Mendes Aline, Herrmann François R, Périvier Samuel, Gold Gabriel, Graf Christophe E, Zekry Dina
Division of Geriatrics, University Hospitals of Geneva, Switzerland.
Division of Internal Medicine and Rehabilitation, University Hospitals of Geneva, Switzerland.
J Gerontol A Biol Sci Med Sci. 2021 Jul 13;76(8):e142-e146. doi: 10.1093/gerona/glab039.
Delirium prevalence increases with age and is associated with poor outcomes.
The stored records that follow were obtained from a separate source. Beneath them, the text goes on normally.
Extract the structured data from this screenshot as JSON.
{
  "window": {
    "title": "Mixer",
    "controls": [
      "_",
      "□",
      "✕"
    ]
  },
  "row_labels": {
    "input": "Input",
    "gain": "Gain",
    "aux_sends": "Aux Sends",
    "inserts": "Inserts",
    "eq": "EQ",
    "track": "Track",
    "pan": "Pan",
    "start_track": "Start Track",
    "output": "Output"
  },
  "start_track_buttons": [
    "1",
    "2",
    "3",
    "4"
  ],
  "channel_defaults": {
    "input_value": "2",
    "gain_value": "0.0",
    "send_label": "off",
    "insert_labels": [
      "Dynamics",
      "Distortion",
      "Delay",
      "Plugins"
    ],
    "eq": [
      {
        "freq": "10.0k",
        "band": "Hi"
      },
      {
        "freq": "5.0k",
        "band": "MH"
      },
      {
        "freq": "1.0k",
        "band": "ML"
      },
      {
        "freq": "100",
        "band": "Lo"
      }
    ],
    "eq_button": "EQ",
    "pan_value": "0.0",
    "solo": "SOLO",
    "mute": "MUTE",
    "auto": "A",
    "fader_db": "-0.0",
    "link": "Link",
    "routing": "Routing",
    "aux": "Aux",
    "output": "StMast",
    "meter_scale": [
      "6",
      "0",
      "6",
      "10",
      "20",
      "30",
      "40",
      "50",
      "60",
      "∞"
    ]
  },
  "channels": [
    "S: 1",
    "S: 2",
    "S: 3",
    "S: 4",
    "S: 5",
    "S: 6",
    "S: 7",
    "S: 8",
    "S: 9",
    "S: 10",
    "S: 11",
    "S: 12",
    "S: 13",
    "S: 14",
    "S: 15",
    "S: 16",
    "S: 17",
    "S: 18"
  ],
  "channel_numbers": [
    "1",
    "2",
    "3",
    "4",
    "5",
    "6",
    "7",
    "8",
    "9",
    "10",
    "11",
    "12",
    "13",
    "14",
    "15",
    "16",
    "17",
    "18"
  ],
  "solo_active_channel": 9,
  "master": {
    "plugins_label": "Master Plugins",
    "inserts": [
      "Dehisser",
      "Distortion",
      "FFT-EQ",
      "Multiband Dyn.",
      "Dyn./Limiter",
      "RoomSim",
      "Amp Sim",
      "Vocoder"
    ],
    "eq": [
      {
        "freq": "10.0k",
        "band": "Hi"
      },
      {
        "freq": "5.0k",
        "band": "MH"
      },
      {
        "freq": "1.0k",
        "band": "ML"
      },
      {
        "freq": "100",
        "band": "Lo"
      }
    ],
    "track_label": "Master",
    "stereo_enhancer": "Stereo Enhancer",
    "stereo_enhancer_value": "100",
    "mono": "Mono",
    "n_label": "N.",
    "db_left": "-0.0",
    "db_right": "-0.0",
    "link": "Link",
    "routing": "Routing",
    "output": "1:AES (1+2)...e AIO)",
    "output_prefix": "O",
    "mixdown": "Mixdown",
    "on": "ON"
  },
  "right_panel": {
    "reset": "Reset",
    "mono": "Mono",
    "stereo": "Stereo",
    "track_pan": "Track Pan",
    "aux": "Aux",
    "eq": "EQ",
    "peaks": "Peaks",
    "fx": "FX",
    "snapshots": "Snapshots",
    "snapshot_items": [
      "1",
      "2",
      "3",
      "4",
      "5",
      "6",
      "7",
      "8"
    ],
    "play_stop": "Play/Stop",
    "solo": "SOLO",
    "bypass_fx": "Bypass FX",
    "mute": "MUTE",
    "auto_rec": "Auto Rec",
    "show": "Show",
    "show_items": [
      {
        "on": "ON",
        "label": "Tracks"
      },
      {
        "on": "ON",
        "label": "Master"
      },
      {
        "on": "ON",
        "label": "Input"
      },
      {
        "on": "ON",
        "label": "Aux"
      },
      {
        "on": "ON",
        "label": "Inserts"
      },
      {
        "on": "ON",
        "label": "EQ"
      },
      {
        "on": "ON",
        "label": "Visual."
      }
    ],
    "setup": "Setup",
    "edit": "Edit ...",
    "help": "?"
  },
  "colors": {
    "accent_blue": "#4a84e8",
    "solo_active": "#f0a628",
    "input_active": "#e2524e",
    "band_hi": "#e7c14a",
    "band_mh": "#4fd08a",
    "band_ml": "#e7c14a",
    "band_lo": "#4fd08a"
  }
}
We aimed to investigate the prevalence and risk factors for delirium in older patients hospitalized with COVID-19, as well as its association with length of stay and mortality.
This was a retrospective study of patients aged 65 years and older hospitalized with COVID-19. Data were collected from computerized medical records and all patients had delirium assessment at admission. Risk factors for delirium as well as the outcomes mentioned above were studied by 2-group comparison, logistic regression, and Cox proportional hazard models.
Of a total of 235 Caucasian patients, 48 (20.4%) presented with delirium, which was hypoactive in 41.6% of cases, and hyperactive and mixed in 35.4% and 23.0%, respectively. Patients with cognitive impairment had a nearly 4 times higher risk of developing delirium compared to patients who were cognitively normal before SARS-CoV-2 infection (odds ratio 3.7; 95% CI: 1.7-7.9, p = .001). The presence of delirium did not modify the time from symptoms' onset to hospitalization or the length of stay in acute care, but it was associated with an increased risk of dying (hazard ratio 2.1; 95% CI: 1.2-3.7, p = .0113).
Delirium was a prevalent condition in older people admitted with COVID-19 and preexisting cognitive impairment was its main risk factor. Delirium was associated with higher in-hospital mortality. These results highlight the importance of early recognition of delirium especially when premorbid cognitive comorbidities are present.
谵妄的患病率随年龄增长而增加,且与不良预后相关。我们旨在调查新冠肺炎住院老年患者谵妄的患病率、危险因素,及其与住院时间和死亡率的关联。
这是一项对65岁及以上新冠肺炎住院患者的回顾性研究。数据从电子病历中收集,所有患者在入院时均进行了谵妄评估。通过两组比较、逻辑回归和Cox比例风险模型研究谵妄的危险因素以及上述结局。
在总共235名白种人患者中,48名(20.4%)出现谵妄,其中41.6%为活动减退型,35.4%为活动亢进型,23.0%为混合型。与严重急性呼吸综合征冠状病毒2感染前认知正常的患者相比,认知障碍患者发生谵妄的风险高出近4倍(比值比3.7;95%置信区间:1.7 - 7.9,p = 0.001)。谵妄的存在并未改变从症状出现到住院的时间或急性护理中的住院时间,但与死亡风险增加相关(风险比2.1;95%置信区间:1.2 - 3.7,p = 0.0113)。
谵妄在新冠肺炎住院老年人中很常见,既往存在的认知障碍是其主要危险因素。谵妄与较高的院内死亡率相关。这些结果凸显了早期识别谵妄的重要性,尤其是在存在病前认知合并症的情况下。